There’s that old saying that goes something along the lines of it’s not about the destination, it’s about the journey. Well, the saying is exactly that. And it’s easy enough to affix this sort of sentiment to Rime, developer Tequila Works’ mostly abstract but extremely beautiful adventure game where you take control of a small boy who’s washed ashore a mysterious, other-worldly, yet very Mediterranean island. In Rime, the journey is one full of impressive vistas, intuitive puzzles, and wonderful sound design. But it’s only until the very end that context is applied. Or any sort of implicit meaning. And in a fashion that is both moving in its poetic presentation, but also earned in how it brings closure to what is up to that point already great.

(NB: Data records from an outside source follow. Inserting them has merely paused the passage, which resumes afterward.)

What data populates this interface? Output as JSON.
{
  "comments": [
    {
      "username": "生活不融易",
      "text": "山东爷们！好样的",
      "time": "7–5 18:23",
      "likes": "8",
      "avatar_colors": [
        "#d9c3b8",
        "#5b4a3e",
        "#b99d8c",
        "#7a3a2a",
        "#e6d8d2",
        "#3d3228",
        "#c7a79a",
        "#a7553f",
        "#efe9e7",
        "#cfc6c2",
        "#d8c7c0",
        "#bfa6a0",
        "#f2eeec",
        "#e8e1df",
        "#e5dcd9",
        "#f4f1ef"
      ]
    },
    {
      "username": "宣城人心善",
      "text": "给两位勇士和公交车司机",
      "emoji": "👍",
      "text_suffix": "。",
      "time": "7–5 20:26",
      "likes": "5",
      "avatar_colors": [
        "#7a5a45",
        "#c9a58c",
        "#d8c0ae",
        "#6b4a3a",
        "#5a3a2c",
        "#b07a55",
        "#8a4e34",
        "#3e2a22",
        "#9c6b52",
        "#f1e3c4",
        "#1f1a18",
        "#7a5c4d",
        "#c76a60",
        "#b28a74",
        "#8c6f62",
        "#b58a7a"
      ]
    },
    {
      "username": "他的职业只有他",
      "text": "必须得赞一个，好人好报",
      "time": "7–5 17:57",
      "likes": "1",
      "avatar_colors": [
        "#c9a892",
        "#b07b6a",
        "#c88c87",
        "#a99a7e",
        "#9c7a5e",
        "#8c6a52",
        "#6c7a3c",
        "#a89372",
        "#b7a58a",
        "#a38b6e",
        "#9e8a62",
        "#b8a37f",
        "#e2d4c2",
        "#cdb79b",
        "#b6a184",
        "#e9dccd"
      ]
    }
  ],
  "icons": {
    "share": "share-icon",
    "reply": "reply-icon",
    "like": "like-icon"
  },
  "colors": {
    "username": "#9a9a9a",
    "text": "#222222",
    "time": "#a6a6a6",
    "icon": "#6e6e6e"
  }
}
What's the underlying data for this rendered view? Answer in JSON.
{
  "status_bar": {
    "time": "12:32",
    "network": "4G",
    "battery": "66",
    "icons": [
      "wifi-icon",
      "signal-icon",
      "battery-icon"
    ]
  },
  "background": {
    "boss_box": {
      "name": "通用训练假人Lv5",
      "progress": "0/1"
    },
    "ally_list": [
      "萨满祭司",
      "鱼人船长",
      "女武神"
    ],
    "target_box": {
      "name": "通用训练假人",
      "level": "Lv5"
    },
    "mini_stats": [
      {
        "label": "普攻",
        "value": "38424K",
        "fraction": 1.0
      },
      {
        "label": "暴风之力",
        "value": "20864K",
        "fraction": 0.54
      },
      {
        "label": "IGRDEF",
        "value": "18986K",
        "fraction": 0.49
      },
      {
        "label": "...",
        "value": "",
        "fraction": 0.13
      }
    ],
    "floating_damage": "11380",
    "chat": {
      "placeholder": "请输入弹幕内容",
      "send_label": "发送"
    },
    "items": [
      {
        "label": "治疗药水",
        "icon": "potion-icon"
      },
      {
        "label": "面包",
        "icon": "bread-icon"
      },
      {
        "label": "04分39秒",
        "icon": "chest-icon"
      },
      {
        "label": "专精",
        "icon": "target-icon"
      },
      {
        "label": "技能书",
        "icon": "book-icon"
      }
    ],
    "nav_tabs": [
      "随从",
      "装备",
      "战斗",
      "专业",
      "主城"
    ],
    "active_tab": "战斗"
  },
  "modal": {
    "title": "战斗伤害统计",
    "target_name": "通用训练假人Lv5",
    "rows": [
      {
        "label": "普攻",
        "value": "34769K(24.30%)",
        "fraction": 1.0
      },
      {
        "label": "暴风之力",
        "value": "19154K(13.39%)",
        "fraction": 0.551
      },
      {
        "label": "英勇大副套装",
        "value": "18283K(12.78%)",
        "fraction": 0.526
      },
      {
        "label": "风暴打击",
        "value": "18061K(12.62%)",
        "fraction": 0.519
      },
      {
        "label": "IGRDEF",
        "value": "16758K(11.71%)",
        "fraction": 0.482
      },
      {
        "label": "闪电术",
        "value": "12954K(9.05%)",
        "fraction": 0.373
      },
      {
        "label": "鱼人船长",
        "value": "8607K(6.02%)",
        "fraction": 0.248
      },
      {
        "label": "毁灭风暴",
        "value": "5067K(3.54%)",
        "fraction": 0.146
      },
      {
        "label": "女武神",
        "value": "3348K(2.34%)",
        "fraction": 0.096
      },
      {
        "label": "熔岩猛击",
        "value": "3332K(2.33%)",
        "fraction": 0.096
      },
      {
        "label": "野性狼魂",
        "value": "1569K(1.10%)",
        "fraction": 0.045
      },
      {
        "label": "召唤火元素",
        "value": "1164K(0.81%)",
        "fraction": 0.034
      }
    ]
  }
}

So then, Rime is also about the destination.
Looking at the presentation, or if you’ve been following the game’s development over the course of the last couple of years, you might have heard Rime described as something along the lines of Journey meets The Legend of Zelda. In the age of comparative headlines and snappy sentences that does a perfectly fine job of setting the scene. But Rime quickly takes on a feel all its own, which comes down to it applying the same abstract tone of Journey, with the more traditional running, jumping, pushing, and pulling puzzle design of an adventure game. How it manages to do this, with virtually no hand-holding or obvious tutorials, is impressive.
The fact that it’s able to stretch this sense of discovery and wonder across multiple locations that feel like they could have just as easily served as the basis for the entire game, is commendable. At any given point, you might be wondering what exactly is going on, but in keeping the focus on momentum and trying to solve the next environmental challenge – it all helps drive the overall experience. From a pure game perspective Rime is worth your time, as it provides the right balance of progressively difficult puzzles to solve with large environments filled with multiple collectibles and secrets to find. So much so that once it’s all over the prospect of replaying it is a welcome one.
Like the visuals, it manages to do all of this simply. Need to reach a higher platform? Well, you’ll quickly learn that ledges with artistically placed seagull droppings (or drippings) are ones that you can cling onto. Objects that can either be picked up or interacted with will glow. Large murals will provide subtle hints at what’s to come. And falling off a large ledge will simply set you back a step to try again. With environments filled with large towering ruins, cliff faces and huge caves to explore, another great aspect of Rime is how you’ll never feel lost or confused with which direction you might need to head in.
Which is somewhat of a miracle when you get the distinct impression that feeling lost or unsure of where you’re headed plays a huge role in how you’ll react to the game from a purely thematic perspective. Underneath all the wonderful visuals and mystery there’s also a sense of impending dread, or a need to find meaning. Based on the abstract presentation and how little setup there is, outside of being put in control of a small boy on an island, you might think that any sort of clear explanation would be off the table. But in keeping the big reveal to the very end, Rime transcends the perception of this style of game to become both triumphant and bittersweet.
And in the end, that’s what separates Rime from simply being an entertaining and stylish puzzle-heavy adventure game. By design the game portion comes first, providing an evocative experience where discovery feels earned and the pacing is spot on. The meaning comes later, at the very end in fact, but in a way that enhances everything that has comes before it. And in the process, leaves both a lasting impression and a cathartic sense of closure once you solve the biggest puzzle in the game -- its meaning.